Format of Original
Sensors and Actuators B: Chemical
Original Item ID
At the microscale, cantilever vibrations depend not only on the microstructure’s properties and geometry but also on the properties of the surrounding medium. In fact, when a microcantilever vibrates in a fluid, the fluid offers resistance to the motion of the beam. The study of the influence of the hydrodynamic force on the microcantilever’s vibrational spectrum can be used to either (1) optimize the use of microcantilevers for chemical detection in liquid media or (2) extract the mechanical properties of the fluid. The classical method for application (1) in gas is to operate the microcantilever in the dynamic transverse bending mode for chemical detection. However, the performance of microcantilevers excited in this standard out-of-plane dynamic mode drastically decreases in viscous liquid media.

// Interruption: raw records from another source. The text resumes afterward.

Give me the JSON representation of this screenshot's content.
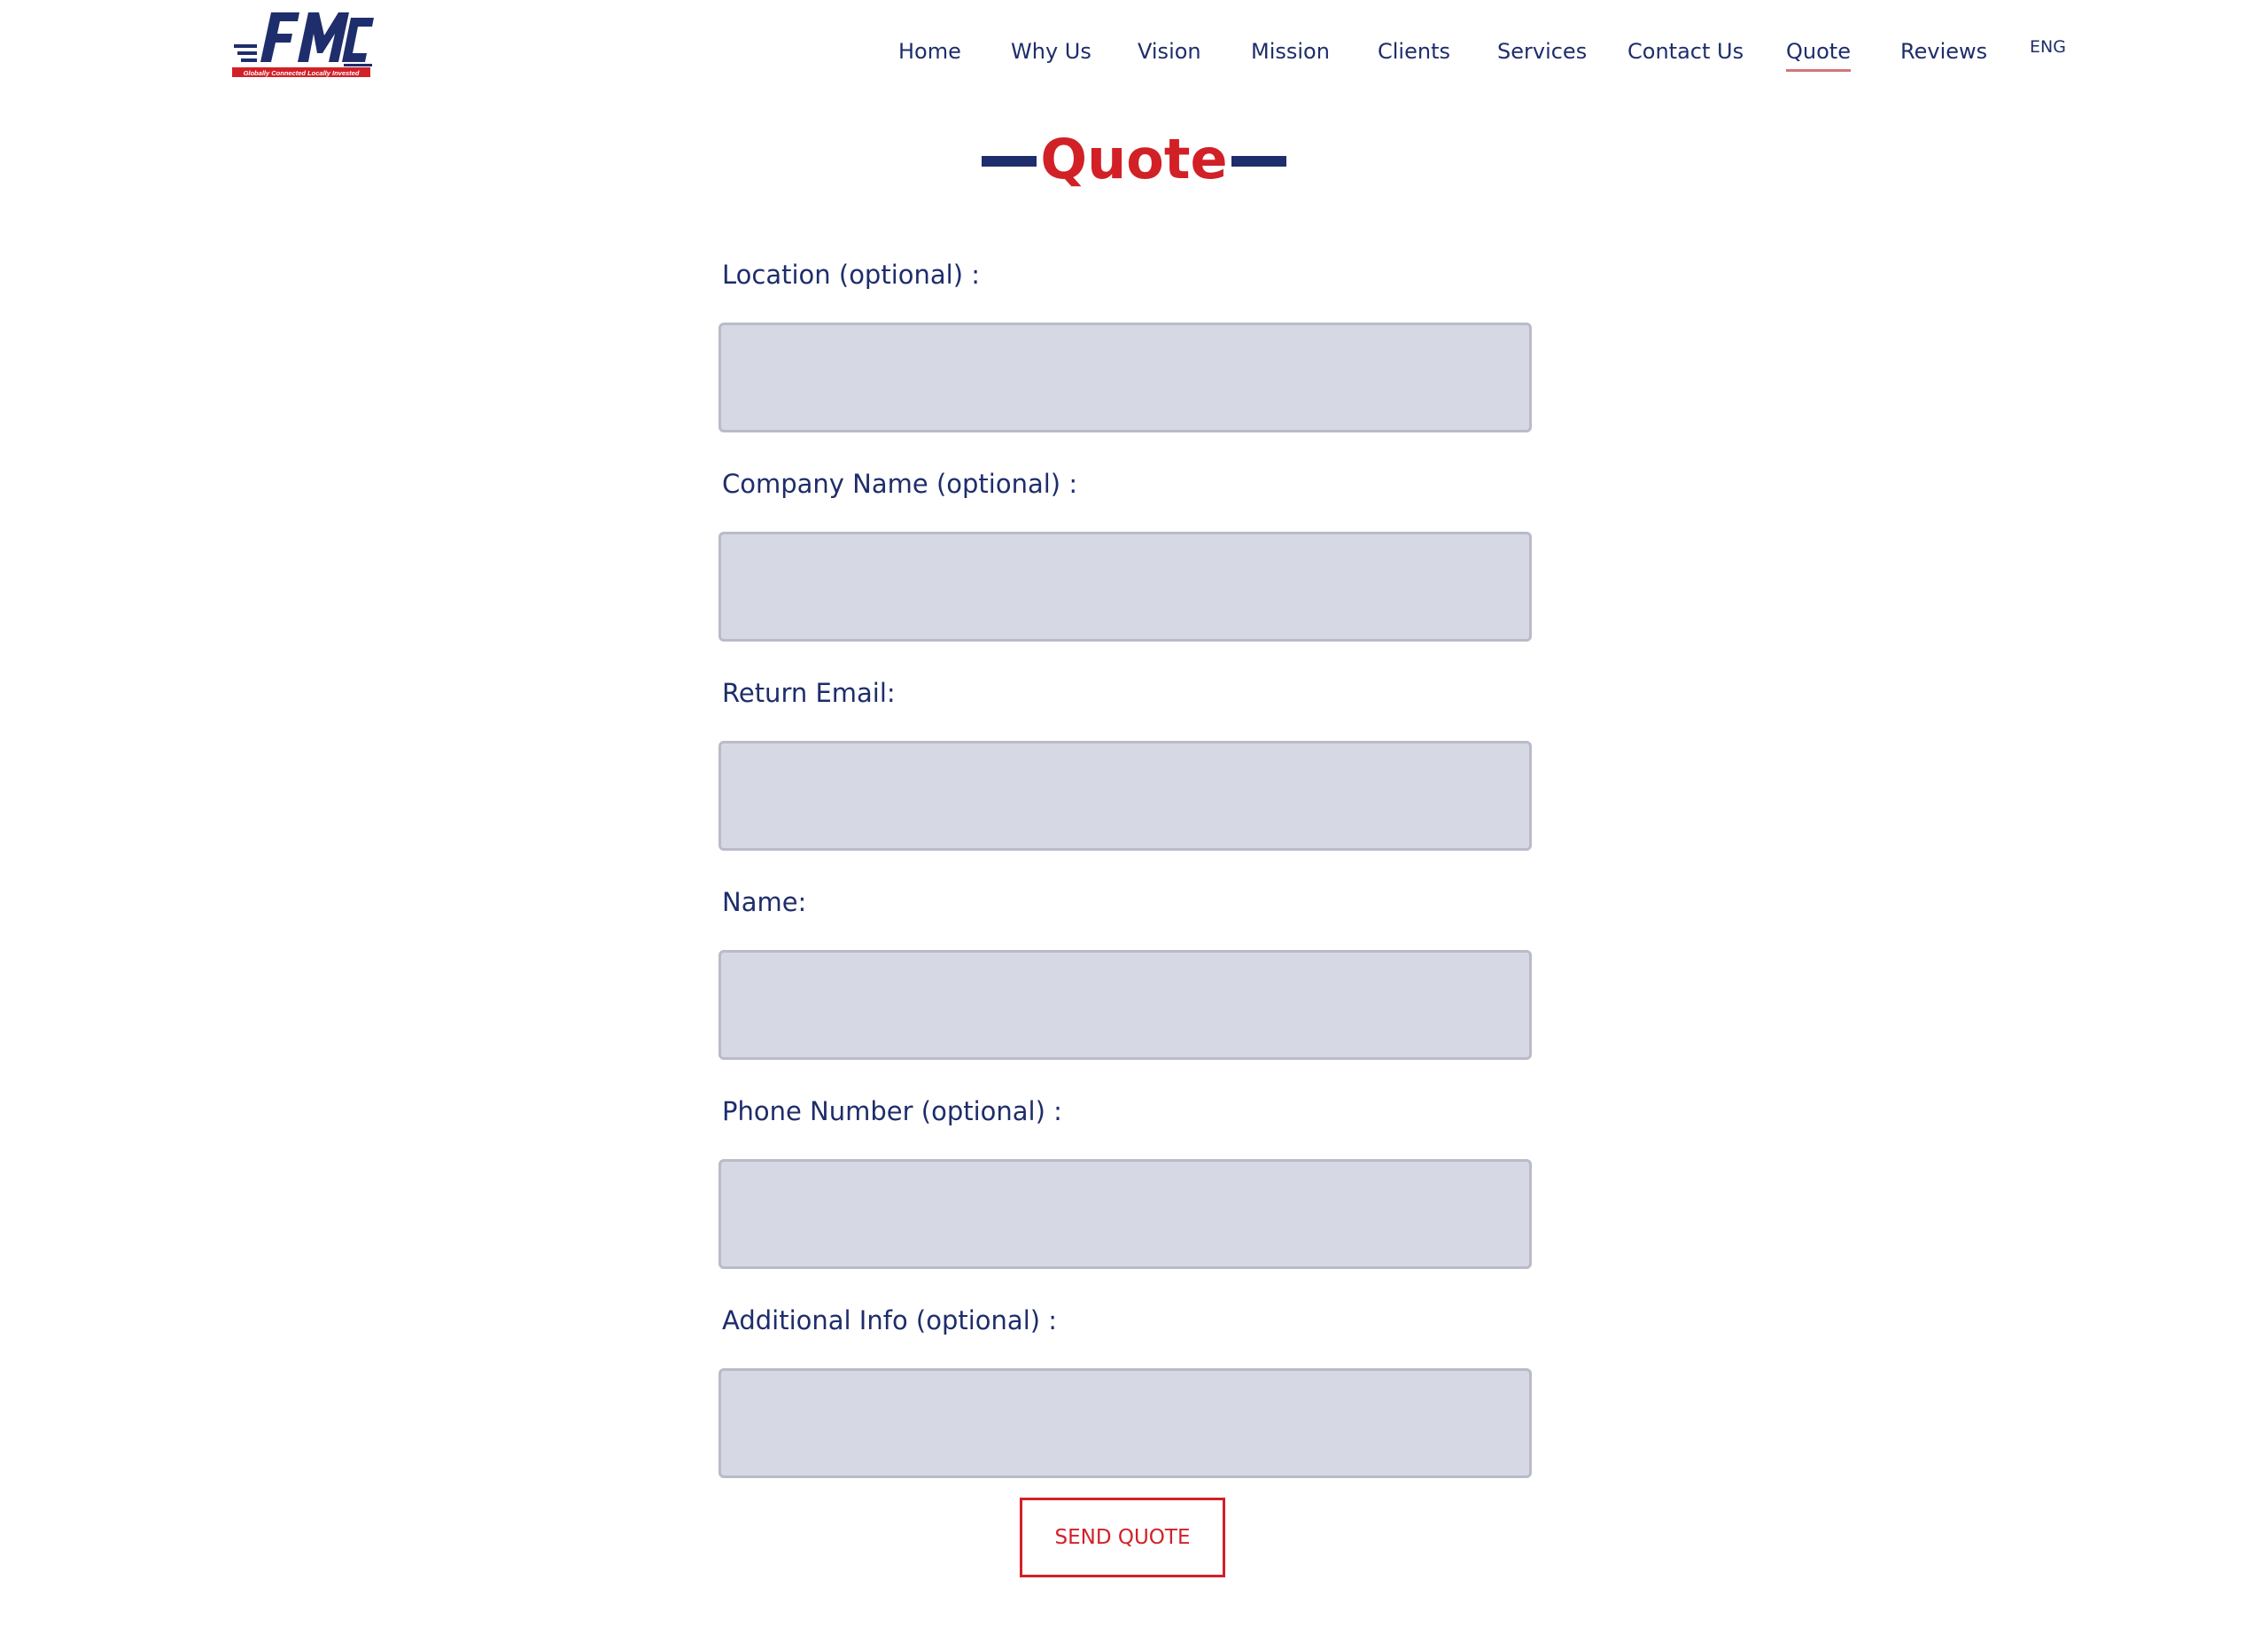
{
  "brand": {
    "logo_text": "FMC",
    "tagline": "Globally Connected Locally Invested",
    "colors": {
      "navy": "#1e2d6b",
      "red": "#d22027"
    }
  },
  "nav": {
    "items": [
      {
        "label": "Home"
      },
      {
        "label": "Why Us"
      },
      {
        "label": "Vision"
      },
      {
        "label": "Mission"
      },
      {
        "label": "Clients"
      },
      {
        "label": "Services"
      },
      {
        "label": "Contact Us"
      },
      {
        "label": "Quote",
        "active": true
      },
      {
        "label": "Reviews"
      }
    ],
    "language": "ENG"
  },
  "page": {
    "title": "Quote"
  },
  "form": {
    "fields": [
      {
        "label": "Location (optional) :",
        "value": ""
      },
      {
        "label": "Company Name (optional) :",
        "value": ""
      },
      {
        "label": "Return Email:",
        "value": ""
      },
      {
        "label": "Name:",
        "value": ""
      },
      {
        "label": "Phone Number (optional) :",
        "value": ""
      },
      {
        "label": "Additional Info (optional) :",
        "value": ""
      }
    ],
    "submit_label": "SEND QUOTE"
  }
}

When immersed in liquids, in order to limit the decrease of both the resonant frequency and the quality factor, and improve sensitivity in sensing applications, alternative vibration modes that primarily shear the fluid (rather than involving motion normal to the fluid/beam interface) have been studied and tested: these include in-plane vibration modes (lateral bending mode and elongation mode). For application (2), the classical method to measure the rheological properties of fluids is to use a rheometer. However, such systems require sampling (no in-situ measurements) and a relatively large sample volume (a few milliliters). Moreover, the frequency range is limited to low frequencies (less than 200Hz). To overcome the limitations of this classical method, an alternative method based on the use of silicon microcantilevers is presented. The method, which is based on the use of analytical equations for the hydrodynamic force, permits the measurement of the complex shear modulus of viscoelastic fluids over a wide frequency range.